A lack of consent is a betrayal of trust–especially from supposed friends–and it can alter not only one’s relationship with those people, but one’s whole self and life. An event like this leads to irreversible change, but writing about it in a way that acknowledges and parses out the small moments where consent was overlooked is a part of healing. With great care and attention to detail, Gardiner helps us understand how we can all continue to change and heal by acknowledging and understanding our complex truth.
by Jessica Gardiner
I had to meet her boyfriend eventually, so I decided it might as well be on a night where alcohol would be involved. The bar served $4 long island iced teas; mine was pink, his purple, and hers a lime green. We sipped, chatted, and sipped some more. His tasted the best, then hers, mine the worst. It was nice to meet him and it was nice to meet me too. I’ve heard a lot about him and he had heard much about me— I know things that he doesn’t know I know. It was funny that I knew her much longer than him. I had memories of her that she had forgotten and that he was never there for. They were mine alone: The days in middle school where she’d get upset if I wouldn’t hold her hand; when I choked on the Korean lettuce-wrap her mom cooked for me; when we were in the mall parking lot Freshman year, just trying to find a spot, and she told me she knows we will be friends forever.
The iced teas now buzzed through us, we ordered shots, and now we were getting along. I made fun of him for being old. Because he was. Lightheartedly of course— we were on that level now. He paints, like me. He bragged about how long each painting took, scrolling through his phone’s camera roll. Abstract paintings, dark colors— of monsters, of figures of things he just “threw together.” I felt open now too. I didn’t have pictures of my paintings, but I talked about them— my inspiration, discoveries of technique and colors, and why I started in the first place. He leaned over and whispered to her. I demanded to be told what he said. She laughed— I was his favorite friend of hers.
On the walk back to her place, the moonlight blended with the city, and she and I were laughing over nothing. He kept grabbing her and stopping for a long kiss. Then he would look in my eyes and laugh at my awkward expression. She would blush and gently hit his arm. I would stare at my feet.

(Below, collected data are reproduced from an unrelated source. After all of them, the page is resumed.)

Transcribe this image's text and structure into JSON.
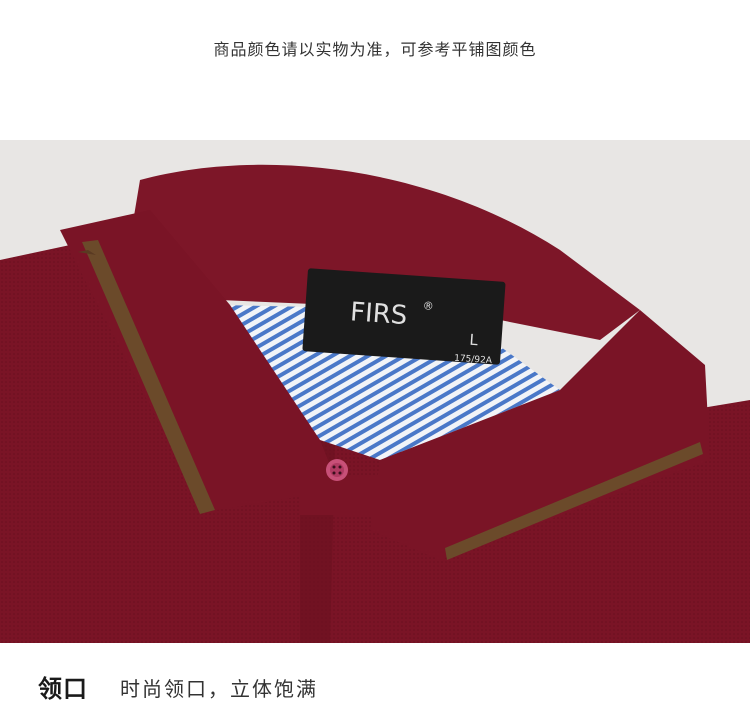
{
  "notice": "商品颜色请以实物为准，可参考平铺图颜色",
  "label": {
    "brand": "FIRS",
    "registered": "®",
    "size": "L",
    "size_code": "175/92A"
  },
  "caption": {
    "title": "领口",
    "description": "时尚领口，立体饱满"
  },
  "colors": {
    "shirt": "#7a1426",
    "collar_stripe": "#6b4a2a",
    "lining_stripe_blue": "#4a78c8",
    "background": "#e8e6e4",
    "button": "#c85078"
  }
}
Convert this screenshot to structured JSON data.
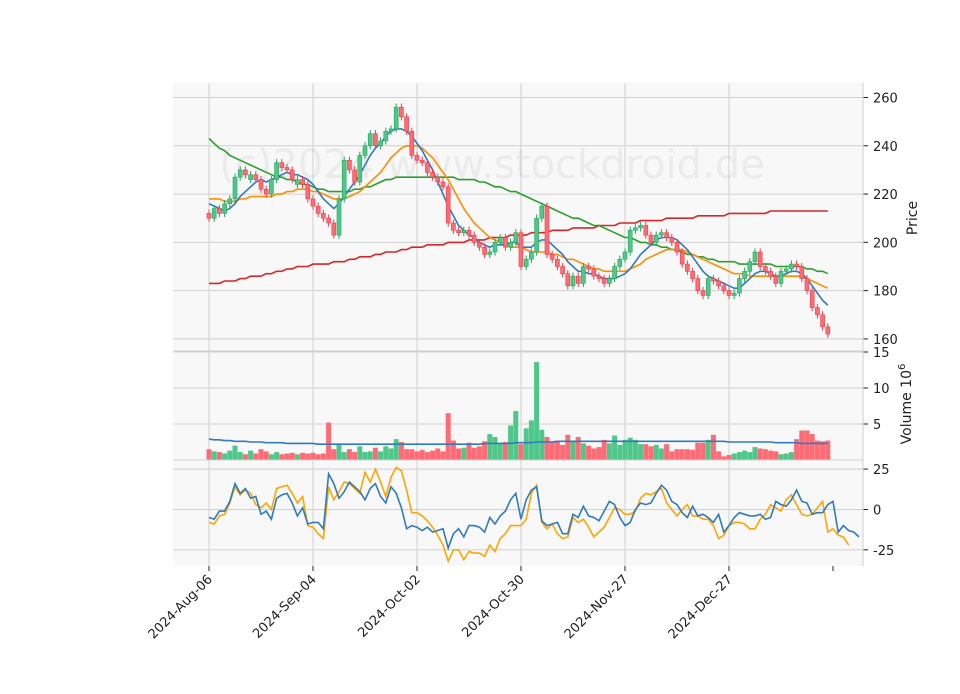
{
  "watermark": "(c)2024 www.stockdroid.de",
  "colors": {
    "up": "#26a65b",
    "up_fill": "#4fc78a",
    "down": "#e8404a",
    "down_fill": "#ff6b75",
    "ma_short": "#2f7bbf",
    "ma_mid": "#ff8c00",
    "ma_long": "#2ca02c",
    "ma_200": "#d62728",
    "osc_a": "#2f7bbf",
    "osc_b": "#ffa500",
    "vol_avg": "#2f7bbf",
    "panel_bg": "#f8f8f8",
    "grid": "#d0d0d0"
  },
  "chart_data": [
    {
      "type": "candlestick",
      "panel": "price",
      "ylabel": "Price",
      "ylim": [
        155,
        266
      ],
      "yticks": [
        160,
        180,
        200,
        220,
        240,
        260
      ],
      "x_tick_labels": [
        "2024-Aug-06",
        "2024-Sep-04",
        "2024-Oct-02",
        "2024-Oct-30",
        "2024-Nov-27",
        "2024-Dec-27"
      ],
      "x_tick_index": [
        0,
        20,
        40,
        60,
        80,
        100
      ],
      "grid": true,
      "close": [
        210,
        214,
        212,
        216,
        218,
        227,
        230,
        228,
        228,
        226,
        222,
        220,
        226,
        233,
        231,
        230,
        226,
        226,
        224,
        218,
        215,
        212,
        210,
        208,
        203,
        218,
        234,
        230,
        225,
        236,
        240,
        245,
        240,
        242,
        246,
        247,
        256,
        252,
        246,
        236,
        234,
        233,
        229,
        227,
        225,
        223,
        208,
        205,
        204,
        205,
        203,
        200,
        198,
        195,
        196,
        200,
        202,
        198,
        200,
        204,
        190,
        193,
        196,
        210,
        215,
        195,
        193,
        190,
        187,
        182,
        186,
        183,
        190,
        189,
        186,
        185,
        183,
        185,
        190,
        193,
        196,
        205,
        206,
        207,
        203,
        200,
        203,
        204,
        202,
        200,
        196,
        191,
        188,
        185,
        180,
        178,
        185,
        184,
        182,
        180,
        178,
        179,
        185,
        188,
        192,
        196,
        190,
        188,
        186,
        183,
        188,
        189,
        191,
        190,
        185,
        180,
        173,
        170,
        165,
        162
      ],
      "candle_dir": [
        -1,
        1,
        -1,
        1,
        1,
        1,
        1,
        -1,
        1,
        -1,
        -1,
        -1,
        1,
        1,
        -1,
        -1,
        -1,
        1,
        -1,
        -1,
        -1,
        -1,
        -1,
        -1,
        -1,
        1,
        1,
        -1,
        -1,
        1,
        1,
        1,
        -1,
        1,
        1,
        1,
        1,
        -1,
        -1,
        -1,
        -1,
        -1,
        -1,
        -1,
        -1,
        -1,
        -1,
        -1,
        -1,
        1,
        -1,
        -1,
        -1,
        -1,
        1,
        1,
        1,
        -1,
        1,
        1,
        -1,
        1,
        1,
        1,
        1,
        -1,
        -1,
        -1,
        -1,
        -1,
        1,
        -1,
        1,
        -1,
        -1,
        -1,
        -1,
        1,
        1,
        1,
        1,
        1,
        1,
        1,
        -1,
        -1,
        1,
        1,
        -1,
        -1,
        -1,
        -1,
        -1,
        -1,
        -1,
        -1,
        1,
        -1,
        -1,
        -1,
        -1,
        1,
        1,
        1,
        1,
        1,
        -1,
        -1,
        -1,
        -1,
        1,
        1,
        1,
        -1,
        -1,
        -1,
        -1,
        -1,
        -1,
        -1
      ],
      "ma_short": [
        216,
        215,
        214,
        213,
        214,
        216,
        219,
        221,
        223,
        225,
        226,
        225,
        226,
        227,
        228,
        229,
        228,
        228,
        227,
        226,
        224,
        221,
        218,
        216,
        214,
        216,
        219,
        222,
        225,
        228,
        232,
        236,
        239,
        241,
        244,
        246,
        247,
        247,
        246,
        244,
        241,
        238,
        234,
        230,
        225,
        220,
        215,
        211,
        207,
        205,
        203,
        202,
        200,
        199,
        198,
        199,
        199,
        199,
        200,
        200,
        198,
        198,
        198,
        200,
        201,
        201,
        199,
        197,
        195,
        192,
        190,
        188,
        188,
        187,
        187,
        186,
        185,
        185,
        185,
        186,
        187,
        189,
        192,
        195,
        197,
        199,
        201,
        202,
        202,
        202,
        201,
        199,
        197,
        194,
        191,
        188,
        186,
        185,
        184,
        183,
        182,
        181,
        181,
        183,
        185,
        187,
        188,
        188,
        187,
        186,
        186,
        187,
        188,
        188,
        187,
        185,
        182,
        179,
        176,
        174
      ],
      "ma_mid": [
        218,
        218,
        218,
        217,
        217,
        217,
        218,
        218,
        219,
        219,
        219,
        219,
        219,
        220,
        220,
        221,
        221,
        222,
        222,
        222,
        221,
        221,
        220,
        219,
        218,
        218,
        218,
        219,
        220,
        221,
        223,
        225,
        227,
        229,
        232,
        235,
        237,
        239,
        240,
        240,
        240,
        239,
        237,
        235,
        232,
        229,
        226,
        222,
        218,
        214,
        211,
        208,
        206,
        204,
        202,
        201,
        200,
        199,
        198,
        198,
        198,
        197,
        196,
        196,
        196,
        196,
        195,
        195,
        194,
        193,
        193,
        192,
        191,
        190,
        189,
        189,
        188,
        188,
        188,
        188,
        188,
        189,
        190,
        191,
        193,
        194,
        195,
        196,
        197,
        197,
        197,
        197,
        196,
        195,
        194,
        193,
        192,
        191,
        190,
        189,
        188,
        187,
        187,
        187,
        186,
        186,
        186,
        186,
        186,
        186,
        186,
        186,
        186,
        186,
        186,
        185,
        184,
        183,
        182,
        181
      ],
      "ma_long": [
        243,
        241,
        239,
        238,
        236,
        235,
        234,
        233,
        232,
        231,
        230,
        229,
        228,
        227,
        227,
        226,
        226,
        225,
        224,
        224,
        223,
        222,
        222,
        221,
        221,
        221,
        221,
        221,
        222,
        222,
        223,
        223,
        224,
        225,
        226,
        226,
        227,
        227,
        227,
        227,
        227,
        227,
        227,
        227,
        227,
        227,
        227,
        227,
        226,
        226,
        226,
        226,
        225,
        225,
        224,
        223,
        223,
        222,
        221,
        221,
        220,
        219,
        218,
        217,
        216,
        215,
        214,
        213,
        212,
        211,
        210,
        210,
        209,
        208,
        207,
        207,
        206,
        205,
        204,
        203,
        202,
        202,
        201,
        200,
        200,
        199,
        199,
        198,
        198,
        197,
        197,
        196,
        195,
        195,
        194,
        194,
        193,
        193,
        192,
        192,
        192,
        192,
        191,
        191,
        191,
        191,
        191,
        191,
        191,
        190,
        190,
        190,
        190,
        190,
        190,
        189,
        189,
        188,
        188,
        187
      ],
      "ma_200": [
        183,
        183,
        183,
        184,
        184,
        184,
        185,
        185,
        186,
        186,
        186,
        187,
        187,
        188,
        188,
        189,
        189,
        190,
        190,
        190,
        191,
        191,
        191,
        191,
        192,
        192,
        192,
        193,
        193,
        194,
        194,
        194,
        195,
        195,
        196,
        196,
        196,
        197,
        197,
        198,
        198,
        198,
        199,
        199,
        199,
        199,
        200,
        200,
        200,
        200,
        201,
        201,
        201,
        201,
        202,
        202,
        202,
        202,
        203,
        203,
        203,
        203,
        204,
        204,
        204,
        204,
        205,
        205,
        205,
        205,
        206,
        206,
        206,
        206,
        206,
        207,
        207,
        207,
        207,
        208,
        208,
        208,
        208,
        209,
        209,
        209,
        209,
        209,
        210,
        210,
        210,
        210,
        210,
        210,
        211,
        211,
        211,
        211,
        211,
        211,
        212,
        212,
        212,
        212,
        212,
        212,
        212,
        212,
        213,
        213,
        213,
        213,
        213,
        213,
        213,
        213,
        213,
        213,
        213,
        213
      ]
    },
    {
      "type": "bar",
      "panel": "volume",
      "ylabel": "Volume  10^6",
      "ylim": [
        0,
        15
      ],
      "yticks": [
        5,
        10,
        15
      ],
      "grid": true,
      "values": [
        1.5,
        1.2,
        1.1,
        0.9,
        1.3,
        2.0,
        1.1,
        0.8,
        1.3,
        0.9,
        1.5,
        1.2,
        0.8,
        1.1,
        0.8,
        0.9,
        1.0,
        0.8,
        1.0,
        0.9,
        1.0,
        0.8,
        0.9,
        5.2,
        1.5,
        2.3,
        1.1,
        1.5,
        1.1,
        1.9,
        1.1,
        1.2,
        1.7,
        1.2,
        1.9,
        1.6,
        2.9,
        2.5,
        1.5,
        1.5,
        1.2,
        1.4,
        1.1,
        1.3,
        1.6,
        1.2,
        6.5,
        2.7,
        1.6,
        1.7,
        2.4,
        1.7,
        1.9,
        2.6,
        3.6,
        3.2,
        2.3,
        2.5,
        4.8,
        6.8,
        2.2,
        4.4,
        5.5,
        13.6,
        4.2,
        3.2,
        2.6,
        2.7,
        2.1,
        3.5,
        2.7,
        3.2,
        2.3,
        2.0,
        1.6,
        1.8,
        2.8,
        2.3,
        3.4,
        2.1,
        2.8,
        3.1,
        2.8,
        2.2,
        2.2,
        1.9,
        2.1,
        1.6,
        2.2,
        1.2,
        1.5,
        1.5,
        1.5,
        1.4,
        2.4,
        2.4,
        2.8,
        3.5,
        1.2,
        0.5,
        0.7,
        0.9,
        1.1,
        1.3,
        1.1,
        1.8,
        1.6,
        1.5,
        1.3,
        1.2,
        0.8,
        0.9,
        1.1,
        2.9,
        4.1,
        4.1,
        3.6,
        2.7,
        2.6,
        2.7
      ],
      "avg": [
        2.9,
        2.8,
        2.8,
        2.7,
        2.7,
        2.6,
        2.6,
        2.6,
        2.5,
        2.5,
        2.5,
        2.4,
        2.4,
        2.4,
        2.4,
        2.3,
        2.3,
        2.3,
        2.3,
        2.3,
        2.3,
        2.2,
        2.2,
        2.2,
        2.2,
        2.2,
        2.2,
        2.2,
        2.2,
        2.2,
        2.2,
        2.2,
        2.2,
        2.2,
        2.2,
        2.2,
        2.2,
        2.2,
        2.2,
        2.2,
        2.2,
        2.2,
        2.2,
        2.2,
        2.2,
        2.2,
        2.2,
        2.2,
        2.2,
        2.2,
        2.2,
        2.2,
        2.2,
        2.3,
        2.3,
        2.3,
        2.3,
        2.3,
        2.3,
        2.4,
        2.4,
        2.4,
        2.4,
        2.5,
        2.5,
        2.5,
        2.5,
        2.6,
        2.6,
        2.6,
        2.6,
        2.6,
        2.6,
        2.6,
        2.6,
        2.6,
        2.6,
        2.6,
        2.6,
        2.6,
        2.6,
        2.6,
        2.6,
        2.6,
        2.6,
        2.6,
        2.6,
        2.6,
        2.6,
        2.6,
        2.6,
        2.6,
        2.6,
        2.6,
        2.6,
        2.6,
        2.6,
        2.6,
        2.6,
        2.6,
        2.5,
        2.5,
        2.5,
        2.5,
        2.5,
        2.5,
        2.5,
        2.5,
        2.5,
        2.4,
        2.4,
        2.4,
        2.4,
        2.4,
        2.3,
        2.3,
        2.3,
        2.3,
        2.3,
        2.3
      ]
    },
    {
      "type": "line",
      "panel": "oscillator",
      "ylim": [
        -35,
        30
      ],
      "yticks": [
        -25,
        0,
        25
      ],
      "grid": true,
      "series": [
        {
          "values": [
            -5,
            -6,
            -1,
            -1,
            5,
            16,
            10,
            13,
            7,
            8,
            -3,
            -1,
            -6,
            7,
            9,
            10,
            4,
            -4,
            1,
            -9,
            -8,
            -8,
            -12,
            22,
            16,
            7,
            11,
            17,
            14,
            11,
            6,
            13,
            16,
            8,
            4,
            14,
            10,
            1,
            -12,
            -10,
            -11,
            -13,
            -11,
            -14,
            -13,
            -12,
            -24,
            -15,
            -12,
            -17,
            -10,
            -10,
            -11,
            -14,
            -5,
            -9,
            -4,
            -1,
            6,
            10,
            -6,
            6,
            12,
            14,
            -7,
            -10,
            -9,
            -8,
            -15,
            -15,
            -3,
            -5,
            2,
            -4,
            -5,
            -7,
            -1,
            5,
            3,
            -5,
            -10,
            -8,
            0,
            4,
            3,
            4,
            10,
            15,
            12,
            5,
            3,
            -2,
            -5,
            2,
            -4,
            -3,
            -5,
            -8,
            -3,
            -14,
            -10,
            -5,
            -2,
            -3,
            -4,
            -4,
            -3,
            -6,
            -5,
            5,
            3,
            2,
            6,
            12,
            5,
            4,
            -3,
            -2,
            -2,
            3,
            5,
            -14,
            -10,
            -13,
            -14,
            -17
          ]
        },
        {
          "values": [
            -8,
            -9,
            -4,
            -3,
            4,
            14,
            9,
            12,
            10,
            3,
            1,
            4,
            0,
            13,
            14,
            15,
            10,
            4,
            8,
            -10,
            -11,
            -15,
            -18,
            14,
            6,
            11,
            17,
            16,
            13,
            10,
            23,
            17,
            25,
            17,
            8,
            20,
            26,
            24,
            12,
            -2,
            -2,
            -4,
            -7,
            -11,
            -16,
            -22,
            -32,
            -25,
            -25,
            -31,
            -26,
            -27,
            -27,
            -29,
            -22,
            -26,
            -18,
            -15,
            -10,
            -10,
            -10,
            -6,
            10,
            15,
            -8,
            -12,
            -9,
            -15,
            -18,
            -17,
            -5,
            -8,
            -6,
            -11,
            -17,
            -14,
            -11,
            -5,
            1,
            0,
            -3,
            -3,
            -1,
            7,
            10,
            9,
            11,
            13,
            4,
            0,
            -4,
            0,
            3,
            -4,
            -4,
            -6,
            -6,
            -10,
            -18,
            -16,
            -10,
            -8,
            -8,
            -9,
            -12,
            -12,
            -6,
            -3,
            3,
            1,
            -1,
            6,
            9,
            3,
            -3,
            -4,
            -3,
            1,
            5,
            -14,
            -12,
            -16,
            -17,
            -22
          ]
        }
      ]
    }
  ]
}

After stumbling upstairs to her bedroom, he gave me a shot of vodka that we washed down with warm grape juice. With the three of us on the bed, her on top of him, they began to kiss. I stared at the ceiling, mouth open, and they laughed at how drunk I was. Soon, I got up to go home. They sat me down, said I should stay, and gave me more vodka.
They decided it would be funny if she and I kissed. It was quick. Her lips were thin. Her hands were cold, her breasts were bigger, mine smaller, his hands were rough. My hand got placed, my head held. I asked what was happening. After she finished her moaning, they decided it was my turn, and unbuttoned my dress, bottom up and top down, as a team. He laughed at her because she had never done such a thing. He pinched and pulled. I asked what was happening. When it was over I dressed and left the room. They continued on.
I wandered down the stairs with both hands on the railing. By the entry door I kept asking where my shoes were. The housemates in the lit dining room just looked over, not wanting to help a person like me.
Jessica Gardiner is currently a student at the University of Michigan, and this is her first publication.